Tak, chyba rysującemu też _wydawało się_, że zna zasadę
działania tej maszynki. Poszukałem trochę w wyszukiwarce
i znalazłem firmę produkującą takie maszyny. Zasady działania
nie podali, ale za to w sekcji features napisali, że pozwala ona
programować długość drutu z dokładnością do milimetra, by
zminimalizować ilość odpadków. Gdyby nawijała ze szpuli, to
żadne odpadki by nie powstawały, więc jest to kolejna przesłanka
za prawdziwością pomysłu z pośrednim nawijaniem na magazynek.
Pozdrawiam
Piotr Wyderski
1024 Ireneusz Niemczyk
Guest
Sat Nov 19, 2005 6:53 pm
Quote:
Maszyna do szycia jest prostsza ale też wykonuje coś, co na pierwszy
rzut oka wydaje się niemożliwe, czyli przekłada przez pętelkę szpulkę,
która jest umieszczona na ośce.
Roman - raz w lewo, raz w prawo. Toroida tak nie nawiniesz
Milego wieczoru.
__
Pzd, Irek.N. (irek na serwerze 1024.pl)
Robert Wańkowski
Guest
Sat Nov 19, 2005 9:43 pm
Użytkownik "SP9LWH"
Quote:
Ale jak się to robi dla mikroskopijnych toroidów, których pełno w
zalewanych modułach za "złotówkę", gdzie drutu jest parę centymetrów, a
produkcja idzie w miliony sztuk dziennie.

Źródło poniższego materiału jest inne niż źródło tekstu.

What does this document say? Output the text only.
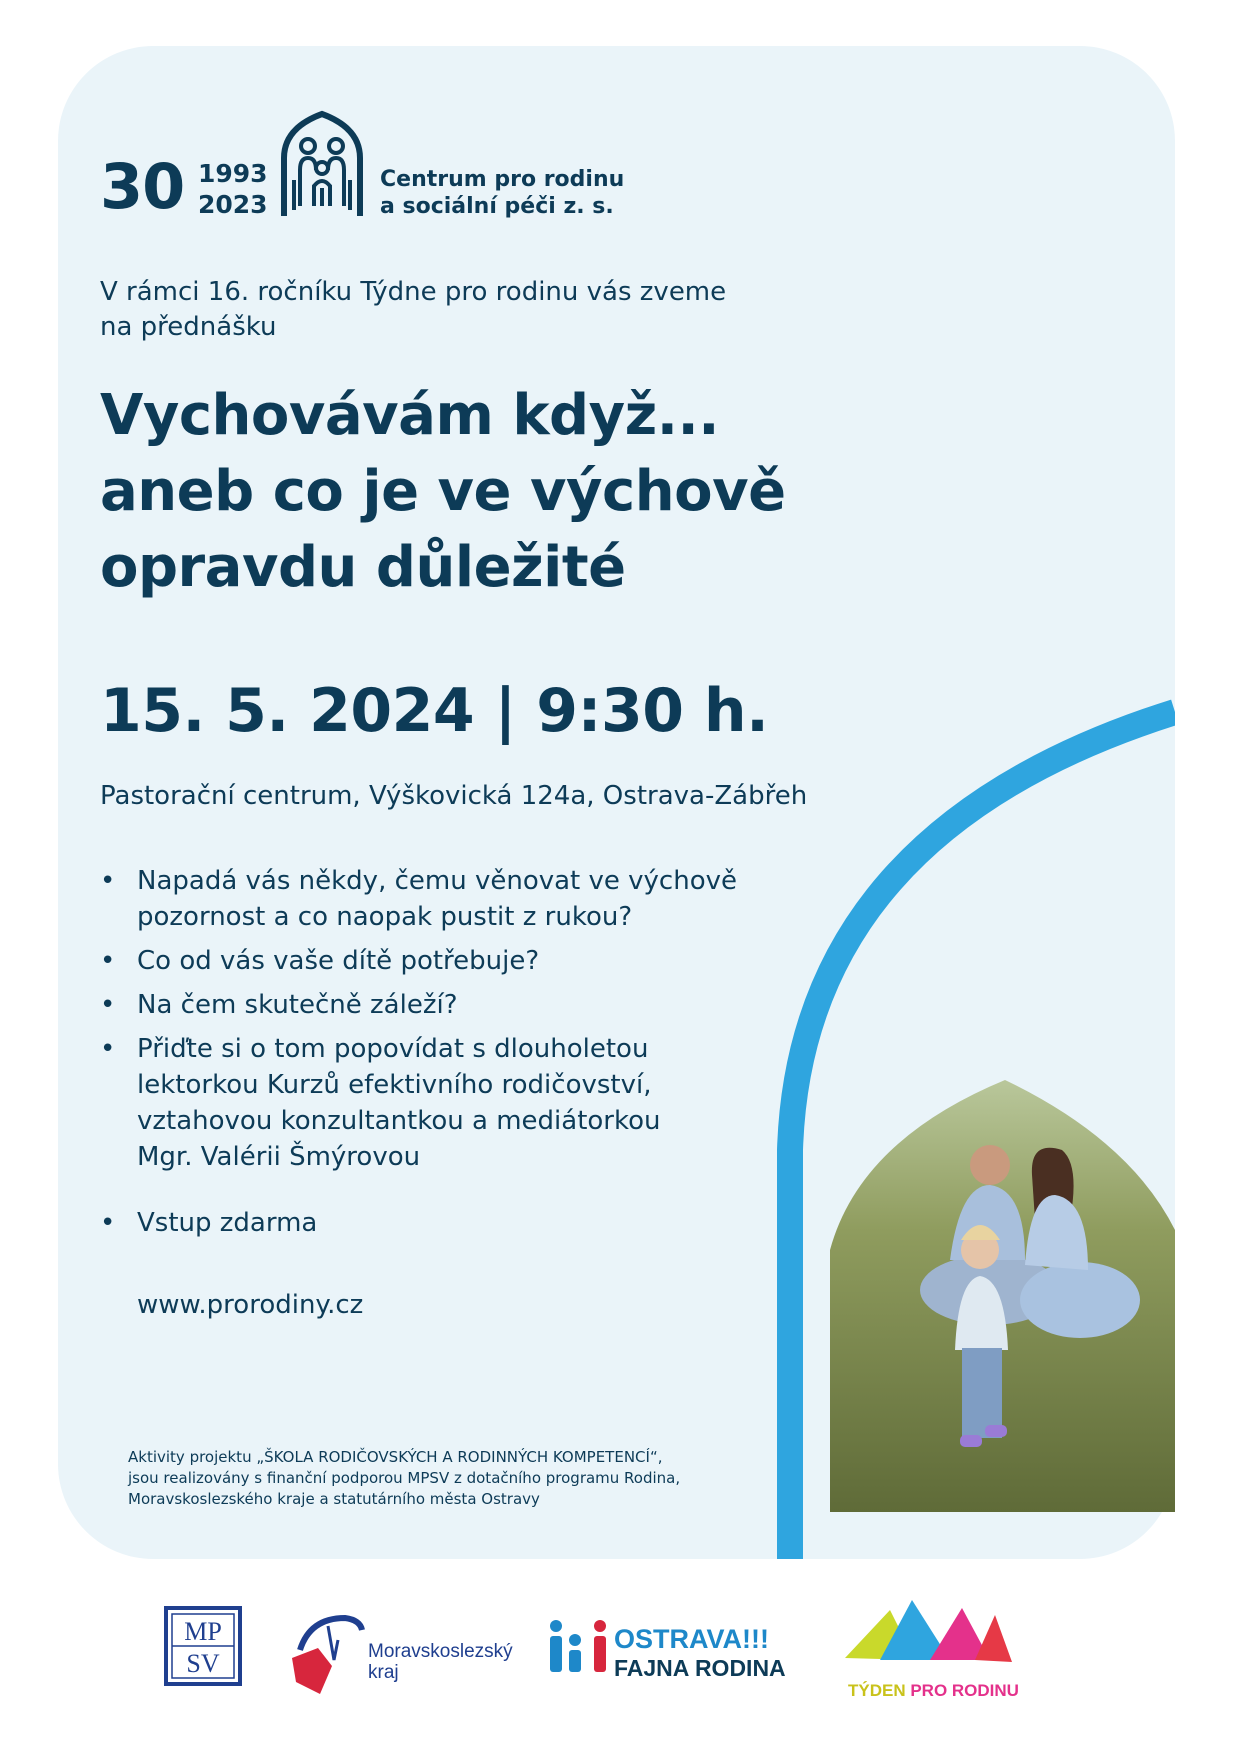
30 1993
2023
Centrum pro rodinu
a sociální péči z. s.
V rámci 16. ročníku Týdne pro rodinu vás zveme
na přednášku
Vychovávám když...
aneb co je ve výchově
opravdu důležité
15. 5. 2024 | 9:30 h.
Pastorační centrum, Výškovická 124a, Ostrava-Zábřeh
• Napadá vás někdy, čemu věnovat ve výchově
pozornost a co naopak pustit z rukou?
• Co od vás vaše dítě potřebuje?
• Na čem skutečně záleží?
• Přiďte si o tom popovídat s dlouholetou
lektorkou Kurzů efektivního rodičovství,
vztahovou konzultantkou a mediátorkou
Mgr. Valérii Šmýrovou
• Vstup zdarma
www.prorodiny.cz
Aktivity projektu „ŠKOLA RODIČOVSKÝCH A RODINNÝCH KOMPETENCÍ“,
jsou realizovány s finanční podporou MPSV z dotačního programu Rodina,
Moravskoslezského kraje a statutárního města Ostravy
MP
SV	Moravskoslezský
kraj
OSTRAVA!!!
FAJNA RODINA
TÝDEN PRO RODINU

Są maszyny i nazywają się przewlekarki. Czyli sprytny system kółek przewleka
te parę centymetrów.
A do ferrytów są przewlekarki hakowe, ale jak wyglądają z bliska to nie
widziałem.
Robert
Robert Wańkowski
Guest
Sat Nov 19, 2005 9:50 pm
Użytkownik "Piotr Wyderski"
Quote:
żadne odpadki by nie powstawały, więc jest to kolejna przesłanka
za prawdziwością pomysłu z pośrednim nawijaniem na magazynek.
To jest już dogmat! Nawija się na koło a potem odwija z koła. Nie ma
jednoczesnego nawijania i odwijania.